The image processing on a portable device is a time-consuming process. Therefore, we divide the whole process into two parts. One is for video acquisition and the other is for image synthesis. The base function of smart device was used for image acquisition and the video file is stored on the flush memory of the device. Image synthesis is performed using all of the procedure introduced in this work.

Approximately a 10-second video was taken with a target as shown in Figure 16. 23 photo frames were selected automatically.

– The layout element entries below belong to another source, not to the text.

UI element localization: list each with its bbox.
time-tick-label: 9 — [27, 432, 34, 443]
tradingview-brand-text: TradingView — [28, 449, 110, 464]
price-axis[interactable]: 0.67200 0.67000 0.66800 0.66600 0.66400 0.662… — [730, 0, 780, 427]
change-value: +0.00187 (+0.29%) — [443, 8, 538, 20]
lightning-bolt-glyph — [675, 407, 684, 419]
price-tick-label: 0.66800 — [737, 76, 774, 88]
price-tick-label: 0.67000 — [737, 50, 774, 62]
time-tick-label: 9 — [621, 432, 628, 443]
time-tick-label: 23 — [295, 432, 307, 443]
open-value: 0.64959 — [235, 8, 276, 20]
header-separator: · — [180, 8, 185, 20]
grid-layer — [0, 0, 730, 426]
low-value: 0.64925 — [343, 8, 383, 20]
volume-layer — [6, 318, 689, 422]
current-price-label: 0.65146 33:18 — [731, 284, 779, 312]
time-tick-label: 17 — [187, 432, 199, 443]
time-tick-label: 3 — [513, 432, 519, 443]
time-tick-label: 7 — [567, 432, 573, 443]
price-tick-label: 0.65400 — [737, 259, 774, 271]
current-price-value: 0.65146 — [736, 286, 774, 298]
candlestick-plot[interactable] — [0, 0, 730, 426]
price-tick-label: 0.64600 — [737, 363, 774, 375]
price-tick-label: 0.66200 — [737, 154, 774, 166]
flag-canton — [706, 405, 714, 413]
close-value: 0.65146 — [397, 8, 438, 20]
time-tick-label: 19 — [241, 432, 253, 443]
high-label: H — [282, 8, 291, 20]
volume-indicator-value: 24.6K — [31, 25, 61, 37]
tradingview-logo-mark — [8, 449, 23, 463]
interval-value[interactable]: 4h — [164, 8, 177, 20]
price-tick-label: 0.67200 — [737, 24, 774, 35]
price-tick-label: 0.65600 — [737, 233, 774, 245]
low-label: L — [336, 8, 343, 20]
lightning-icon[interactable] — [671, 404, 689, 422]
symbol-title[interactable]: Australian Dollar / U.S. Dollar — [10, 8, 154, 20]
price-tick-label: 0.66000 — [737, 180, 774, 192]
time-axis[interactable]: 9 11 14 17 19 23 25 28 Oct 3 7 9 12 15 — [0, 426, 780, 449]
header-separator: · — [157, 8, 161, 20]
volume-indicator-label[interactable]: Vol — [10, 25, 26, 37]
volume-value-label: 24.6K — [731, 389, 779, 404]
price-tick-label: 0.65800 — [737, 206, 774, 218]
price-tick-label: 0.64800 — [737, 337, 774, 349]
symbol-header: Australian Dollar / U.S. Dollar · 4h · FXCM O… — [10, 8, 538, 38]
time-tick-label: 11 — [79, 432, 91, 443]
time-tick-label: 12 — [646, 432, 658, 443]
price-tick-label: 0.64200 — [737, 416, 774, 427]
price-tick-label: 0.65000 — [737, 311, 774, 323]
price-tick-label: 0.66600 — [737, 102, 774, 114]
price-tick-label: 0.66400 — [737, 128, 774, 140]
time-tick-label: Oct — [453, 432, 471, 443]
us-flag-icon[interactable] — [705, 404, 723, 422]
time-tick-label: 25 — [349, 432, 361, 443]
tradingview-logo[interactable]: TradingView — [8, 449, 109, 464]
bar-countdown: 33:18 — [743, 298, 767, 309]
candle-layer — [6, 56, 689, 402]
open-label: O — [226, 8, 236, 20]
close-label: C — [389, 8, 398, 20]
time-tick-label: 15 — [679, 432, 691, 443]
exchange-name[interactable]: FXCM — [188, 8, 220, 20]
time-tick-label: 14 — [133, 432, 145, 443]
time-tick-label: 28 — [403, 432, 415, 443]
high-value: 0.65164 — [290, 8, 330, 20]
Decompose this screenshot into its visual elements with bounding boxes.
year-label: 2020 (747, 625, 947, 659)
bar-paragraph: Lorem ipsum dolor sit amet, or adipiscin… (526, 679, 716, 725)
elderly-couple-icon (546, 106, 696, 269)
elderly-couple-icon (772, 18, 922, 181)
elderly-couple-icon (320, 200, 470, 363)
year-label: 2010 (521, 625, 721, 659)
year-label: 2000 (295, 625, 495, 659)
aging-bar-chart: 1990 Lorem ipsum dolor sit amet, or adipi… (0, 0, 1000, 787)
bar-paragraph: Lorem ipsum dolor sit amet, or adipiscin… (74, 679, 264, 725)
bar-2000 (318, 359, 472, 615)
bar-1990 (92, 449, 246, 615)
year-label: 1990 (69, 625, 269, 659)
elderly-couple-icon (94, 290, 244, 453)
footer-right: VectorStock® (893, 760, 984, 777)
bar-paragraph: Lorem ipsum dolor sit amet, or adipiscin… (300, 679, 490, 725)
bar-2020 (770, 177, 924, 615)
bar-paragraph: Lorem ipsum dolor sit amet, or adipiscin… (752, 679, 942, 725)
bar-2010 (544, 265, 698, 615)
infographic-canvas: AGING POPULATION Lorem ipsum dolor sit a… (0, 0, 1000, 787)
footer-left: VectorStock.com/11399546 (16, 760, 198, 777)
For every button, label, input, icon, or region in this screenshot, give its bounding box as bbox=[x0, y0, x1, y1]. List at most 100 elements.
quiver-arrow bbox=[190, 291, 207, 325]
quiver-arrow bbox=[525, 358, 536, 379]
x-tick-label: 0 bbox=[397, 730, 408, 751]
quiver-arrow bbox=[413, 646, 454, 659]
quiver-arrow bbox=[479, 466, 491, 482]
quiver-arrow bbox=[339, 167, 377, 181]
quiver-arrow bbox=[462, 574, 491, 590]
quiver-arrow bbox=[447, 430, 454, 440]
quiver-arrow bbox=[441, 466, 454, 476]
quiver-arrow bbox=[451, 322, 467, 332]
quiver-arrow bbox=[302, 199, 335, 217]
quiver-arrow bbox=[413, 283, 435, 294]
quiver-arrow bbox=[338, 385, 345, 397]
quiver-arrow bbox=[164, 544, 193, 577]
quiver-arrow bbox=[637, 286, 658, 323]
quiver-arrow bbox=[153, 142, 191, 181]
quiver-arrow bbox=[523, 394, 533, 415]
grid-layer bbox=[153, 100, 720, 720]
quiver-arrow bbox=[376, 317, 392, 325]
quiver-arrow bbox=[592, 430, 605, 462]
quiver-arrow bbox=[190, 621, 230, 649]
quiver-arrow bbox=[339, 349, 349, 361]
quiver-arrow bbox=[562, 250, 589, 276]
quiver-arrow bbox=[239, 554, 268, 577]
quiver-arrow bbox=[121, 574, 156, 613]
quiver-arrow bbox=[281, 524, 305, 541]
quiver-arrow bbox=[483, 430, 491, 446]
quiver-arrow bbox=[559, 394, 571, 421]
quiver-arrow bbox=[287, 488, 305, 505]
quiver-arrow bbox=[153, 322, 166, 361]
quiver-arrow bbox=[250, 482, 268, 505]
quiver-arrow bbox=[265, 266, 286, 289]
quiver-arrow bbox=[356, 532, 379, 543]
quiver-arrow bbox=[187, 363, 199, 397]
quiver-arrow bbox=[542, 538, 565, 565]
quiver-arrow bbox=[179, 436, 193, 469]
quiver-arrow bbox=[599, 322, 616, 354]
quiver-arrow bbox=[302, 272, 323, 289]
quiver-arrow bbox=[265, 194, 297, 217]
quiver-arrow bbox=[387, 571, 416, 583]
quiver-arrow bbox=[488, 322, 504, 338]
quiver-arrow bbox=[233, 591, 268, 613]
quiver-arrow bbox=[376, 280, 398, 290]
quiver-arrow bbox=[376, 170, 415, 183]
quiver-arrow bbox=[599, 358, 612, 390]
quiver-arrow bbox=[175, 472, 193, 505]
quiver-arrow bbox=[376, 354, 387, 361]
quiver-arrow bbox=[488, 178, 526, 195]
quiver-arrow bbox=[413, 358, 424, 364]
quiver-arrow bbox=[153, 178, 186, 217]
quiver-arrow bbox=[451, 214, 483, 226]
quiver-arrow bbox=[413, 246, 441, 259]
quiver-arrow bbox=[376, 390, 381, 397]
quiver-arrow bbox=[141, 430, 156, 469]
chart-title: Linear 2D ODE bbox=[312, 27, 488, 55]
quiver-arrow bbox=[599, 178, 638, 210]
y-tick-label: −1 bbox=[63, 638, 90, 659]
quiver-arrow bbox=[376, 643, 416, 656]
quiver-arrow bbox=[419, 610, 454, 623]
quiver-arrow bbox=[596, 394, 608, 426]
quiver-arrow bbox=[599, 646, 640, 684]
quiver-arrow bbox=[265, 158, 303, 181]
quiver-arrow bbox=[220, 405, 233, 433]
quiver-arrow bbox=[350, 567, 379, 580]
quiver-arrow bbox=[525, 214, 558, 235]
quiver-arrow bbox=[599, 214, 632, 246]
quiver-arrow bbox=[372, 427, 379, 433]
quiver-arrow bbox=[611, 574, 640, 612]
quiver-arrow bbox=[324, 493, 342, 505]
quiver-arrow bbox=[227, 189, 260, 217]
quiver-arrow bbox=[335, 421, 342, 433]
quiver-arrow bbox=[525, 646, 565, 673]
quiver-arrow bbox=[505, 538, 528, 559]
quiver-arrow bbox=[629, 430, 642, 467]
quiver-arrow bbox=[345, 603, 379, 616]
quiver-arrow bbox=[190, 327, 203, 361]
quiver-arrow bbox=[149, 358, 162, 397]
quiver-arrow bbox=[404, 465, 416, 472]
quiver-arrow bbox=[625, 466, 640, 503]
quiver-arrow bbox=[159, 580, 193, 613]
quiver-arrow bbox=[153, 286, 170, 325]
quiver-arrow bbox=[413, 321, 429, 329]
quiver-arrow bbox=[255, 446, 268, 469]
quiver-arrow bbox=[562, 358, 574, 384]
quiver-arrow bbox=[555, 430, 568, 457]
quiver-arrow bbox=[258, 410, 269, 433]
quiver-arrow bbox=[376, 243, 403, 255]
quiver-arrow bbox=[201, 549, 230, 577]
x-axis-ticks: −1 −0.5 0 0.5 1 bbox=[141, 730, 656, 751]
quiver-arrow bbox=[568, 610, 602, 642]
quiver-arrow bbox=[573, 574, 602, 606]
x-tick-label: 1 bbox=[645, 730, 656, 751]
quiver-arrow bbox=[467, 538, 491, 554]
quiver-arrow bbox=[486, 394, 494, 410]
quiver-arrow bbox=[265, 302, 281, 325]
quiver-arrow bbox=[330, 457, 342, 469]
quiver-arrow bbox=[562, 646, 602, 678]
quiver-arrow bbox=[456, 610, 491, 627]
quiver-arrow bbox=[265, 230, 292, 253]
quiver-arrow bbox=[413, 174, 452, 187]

Figure 17 shows a part of the autocaptured frames and their autocalibration results. Figure 18 shows the completely reconstructed document image. Table 6 shows the time consumption.

Table 6: Processing time.
Figure 16: Original printed document.
Figure 17: Calibration result examples.
Figure 18: Completely reconstructed document image.

4. Conclusion

In this work, we implement the self-calibration algorithm for partial character image synthesis on a PC and on an Android tablet separately. The simulation results show that the distortions were well repaired, and the image was reconstructed well on a PC system, but the Android system still shows a low performance because of the lack of calculation ability. For future work, we would improve the image synthesis algorithm to get a more satisfying result and speed up the calculation on a tablet device so that it can better meet the needs for practical application.

Conflict of Interests

The authors declare that there is no conflict of interests regarding the publication of this paper.


This work is partially supported by NEC Foreign Doctorate Research Grant and Global Security Design, Inc.